Li Ye, Zhan Li, Wu Lei, Liu Hongkun, Min Jianli, Wang Xinzhong
Shenzhen Institute of Information Technology, Shenzhen, China.
University of Electronic Science and Technology of China, Chengdu, China.
Sci Rep. 2025 Jul 2;15(1):22533. doi: 10.1038/s41598-025-07276-z.
The main task of pedestrian multi-object tracking is to continuously detect and locate target pedestrians in a video sequence and complete inter-frame target association, which has broad application prospects in various fields such as intelligent surveillance and video analysis. Currently, most methods mainly use the Kalman filter to model the motion and predict the position of the pedestrian in the next frame. Then, based on the Intersection over Union (IoU) between the predicted bounding box and the detection bounding box, the Hungarian algorithm is used to match the targets between frames. However, data association methods that rely solely on spatial information, such as IoU, cannot ensure the consistency of pedestrian identity when severe occlusion occurs, nor can they guarantee the stability of identity when different pedestrians are in close proximity. Pedestrian appearance information can effectively address the above problems. Even when the pedestrian's position is lost for a certain number of frames due to occlusion, the appearance information of the pedestrian remains consistent before and after occlusion. Therefore, we design a multi-object pedestrian tracking method that combines re-identification feature assistance and multi-stage data association (RAMA). This method innovatively focuses on the role of low confidence bounding boxes in MOT, and introduces a separately trained pedestrian re-identification model to extract discriminative features of pedestrians, then adds this feature to the multi-stage data association algorithm to improve the accuracy of multi-object tracking. The RAMA exhibits stronger identity association ability on the MOT16 and MOT17 test sets, achieving an IDF1 of 75.0% and 74.5%, respectively.

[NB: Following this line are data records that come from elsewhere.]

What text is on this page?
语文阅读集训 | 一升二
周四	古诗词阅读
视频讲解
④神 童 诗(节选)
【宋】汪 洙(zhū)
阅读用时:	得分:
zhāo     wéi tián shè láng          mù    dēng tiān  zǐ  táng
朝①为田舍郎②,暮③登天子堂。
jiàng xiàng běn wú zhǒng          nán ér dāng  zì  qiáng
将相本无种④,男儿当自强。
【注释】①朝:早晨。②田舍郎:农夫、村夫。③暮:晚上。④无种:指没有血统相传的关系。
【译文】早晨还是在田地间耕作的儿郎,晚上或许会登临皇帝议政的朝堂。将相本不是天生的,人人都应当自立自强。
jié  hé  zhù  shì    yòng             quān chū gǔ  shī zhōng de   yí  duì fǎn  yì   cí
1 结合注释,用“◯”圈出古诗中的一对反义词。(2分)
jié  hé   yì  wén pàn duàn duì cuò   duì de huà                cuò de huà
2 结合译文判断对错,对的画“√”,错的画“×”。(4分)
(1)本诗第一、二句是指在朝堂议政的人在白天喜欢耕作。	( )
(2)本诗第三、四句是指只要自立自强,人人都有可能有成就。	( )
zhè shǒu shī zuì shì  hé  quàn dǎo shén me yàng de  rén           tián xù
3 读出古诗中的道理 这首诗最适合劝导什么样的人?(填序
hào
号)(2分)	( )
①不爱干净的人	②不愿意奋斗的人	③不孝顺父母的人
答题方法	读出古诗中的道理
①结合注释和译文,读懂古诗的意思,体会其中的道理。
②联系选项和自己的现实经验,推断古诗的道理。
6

行人多目标跟踪的主要任务是在视频序列中持续检测和定位目标行人,并完成帧间目标关联,这在智能监控和视频分析等各个领域都有广阔的应用前景。目前,大多数方法主要使用卡尔曼滤波器对运动进行建模并预测下一帧中行人的位置。然后,基于预测边界框与检测边界框之间的交并比(IoU),使用匈牙利算法进行帧间目标匹配。然而,仅依赖空间信息的数据关联方法,如IoU,在严重遮挡发生时无法确保行人身份的一致性,在不同行人靠近时也不能保证身份的稳定性。行人外观信息可以有效解决上述问题。即使行人由于遮挡在一定帧数内位置丢失,其遮挡前后的外观信息仍然保持一致。因此,我们设计了一种结合再识别特征辅助和多阶段数据关联的多目标行人跟踪方法(RAMA)。该方法创新性地关注低置信度边界框在多目标跟踪中的作用,引入一个单独训练的行人再识别模型来提取行人的判别特征,然后将此特征添加到多阶段数据关联算法中,以提高多目标跟踪的准确性。RAMA在MOT16和MOT17测试集上表现出更强的身份关联能力,分别实现了75.0%和74.5%的IDF1。